As Mark Bennet pointed, the following is much easier : 
$$e=\sum_{k=0}^{\infty}\frac{1}{k!}\gt \frac{1}{0!}+\frac{1}{1!}+\frac{1}{2!}+\frac{1}{3!}=\frac 83\Rightarrow e^2\gt \left(\frac 83\right)^2=\frac{64}{9}\gt 7$$
A: Here is a hint: $e^x=1+x+\frac {x^2}{2!}+\frac {x^3}{3!}+\dots$
This is a rapidly convergent series, so either you should be able to exceed a bound like $7$ with a few terms, or see that it will  be less, and use a comparison (e.g. with a geometric progression) to prove that it remains less.
Try $x=2$ for size (easy enough to do by hand without a calculator).

For the calculation, since others have put theirs:

$$1+2+\frac 42+\frac 86+\frac {16}{24}=7$$ and there are other positive terms.

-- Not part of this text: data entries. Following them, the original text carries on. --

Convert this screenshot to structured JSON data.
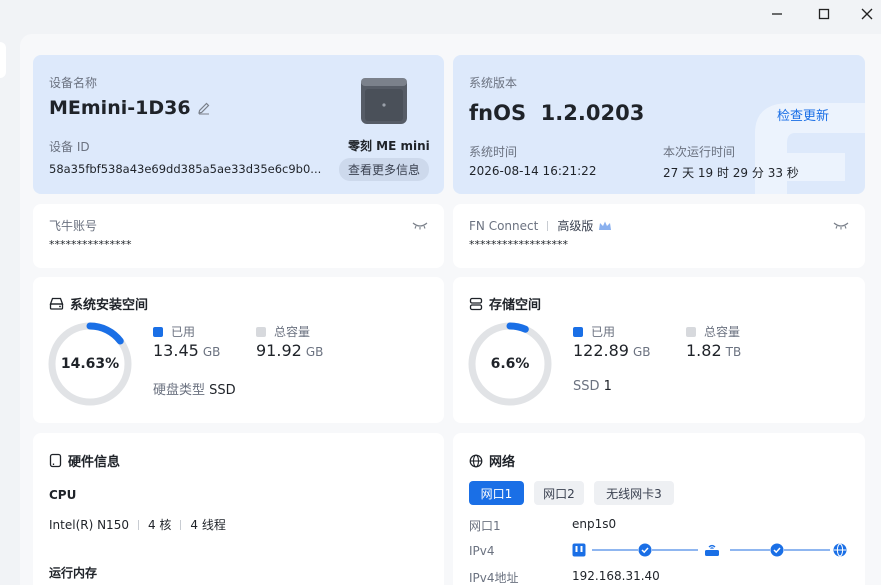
{
  "window": {
    "minimize": "minimize",
    "maximize": "maximize",
    "close": "close"
  },
  "device": {
    "name_label": "设备名称",
    "name": "MEmini-1D36",
    "id_label": "设备 ID",
    "id": "58a35fbf538a43e69dd385a5ae33d35e6c9b0...",
    "model": "零刻 ME mini",
    "more_info": "查看更多信息"
  },
  "system": {
    "version_label": "系统版本",
    "version": "fnOS  1.2.0203",
    "check_update": "检查更新",
    "time_label": "系统时间",
    "time": "2026-08-14 16:21:22",
    "uptime_label": "本次运行时间",
    "uptime": "27 天 19 时 29 分 33 秒"
  },
  "account": {
    "label": "飞牛账号",
    "value": "***************"
  },
  "fnconnect": {
    "label": "FN Connect",
    "tier": "高级版",
    "value": "******************"
  },
  "sys_space": {
    "title": "系统安装空间",
    "percent": "14.63%",
    "fraction": 0.1463,
    "used_label": "已用",
    "used_value": "13.45",
    "used_unit": "GB",
    "total_label": "总容量",
    "total_value": "91.92",
    "total_unit": "GB",
    "disk_type_label": "硬盘类型",
    "disk_type": "SSD"
  },
  "storage": {
    "title": "存储空间",
    "percent": "6.6%",
    "fraction": 0.066,
    "used_label": "已用",
    "used_value": "122.89",
    "used_unit": "GB",
    "total_label": "总容量",
    "total_value": "1.82",
    "total_unit": "TB",
    "ssd_label": "SSD",
    "ssd_count": "1"
  },
  "hardware": {
    "title": "硬件信息",
    "cpu_label": "CPU",
    "cpu_model": "Intel(R) N150",
    "cores": "4 核",
    "threads": "4 线程",
    "memory_label": "运行内存"
  },
  "network": {
    "title": "网络",
    "tabs": [
      "网口1",
      "网口2",
      "无线网卡3"
    ],
    "port_label": "网口1",
    "port_value": "enp1s0",
    "ipv4_label": "IPv4",
    "ipv4_addr_label": "IPv4地址",
    "ipv4_addr": "192.168.31.40"
  },
  "colors": {
    "accent": "#1a6fe6",
    "ring_bg": "#e1e3e6",
    "card_blue": "#dde9fb",
    "legend_gray": "#d7d9dd"
  }
}
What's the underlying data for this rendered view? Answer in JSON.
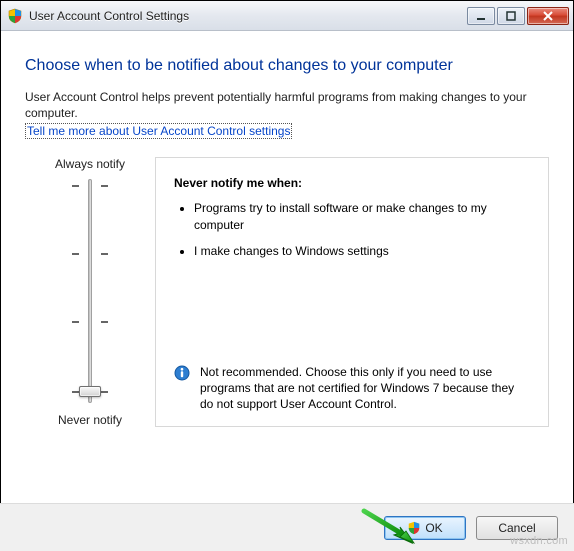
{
  "window": {
    "title": "User Account Control Settings"
  },
  "heading": "Choose when to be notified about changes to your computer",
  "intro": "User Account Control helps prevent potentially harmful programs from making changes to your computer.",
  "link": "Tell me more about User Account Control settings",
  "slider": {
    "top_label": "Always notify",
    "bottom_label": "Never notify",
    "position": 3,
    "levels": 4
  },
  "panel": {
    "title": "Never notify me when:",
    "bullets": [
      "Programs try to install software or make changes to my computer",
      "I make changes to Windows settings"
    ],
    "recommendation": "Not recommended. Choose this only if you need to use programs that are not certified for Windows 7 because they do not support User Account Control."
  },
  "buttons": {
    "ok": "OK",
    "cancel": "Cancel"
  },
  "watermark": "wsxdn.com"
}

A: If one recalls that $e>\frac{19}{7}$ (from the continued fraction representation of $e$) then it is straightforward to check that:
$$ \color{red}{e^2} \color{purple}{>} \frac{361}{49} = \color{red}{7}+\frac{18}{49},$$
i.e. one just needs to check that $19^2>7^3$.
A: Here's an alternative. Try to compare $2$ and $\ln(7)$. $\ln(x)$ has a more natural geometric interpretation as area under $y=\frac{1}{x}$, compared to $e^x$, so some geometry might avail us. 
Since $\ln(7)=\int_1^7\frac{1}{x}\,dx$, we consider approximating the integral with a trapezoid rule style Riemann sum. The trapezoids closer to $1$ will do a worse job since concavity is higher there, so we want these trapezoids to have a narrower base. Using a linear progression of base width would mean we need to cut up $[1,7]$ into $T_n$ equal sized pieces, where $T_n$ is a triangular number. Using $T_n=15$ (and therefore $5$ trapezoids with bases $\frac{2}{5}$, $\frac{4}{5}$, $\frac{6}{5}$, $\frac{8}{5}$, $\frac{10}{5}$) gives us:

And we can see/calculate that $$\ln(7)<\frac{1}{2}\left(\frac{2}{5}\left(1+\frac{5}{7}\right)+\frac{4}{5}\left(\frac{5}{7}+\frac{5}{11}\right)+\frac{6}{5}\left(\frac{5}{11}+\frac{5}{17}\right)+\frac{8}{5}\left(\frac{5}{17}+\frac{1}{5}\right)+\frac{10}{5}\left(\frac{1}{5}+\frac{1}{7}\right)\right)$$
$$\ln(7)<\frac{65376}{32725}<2$$
So $7<e^2$.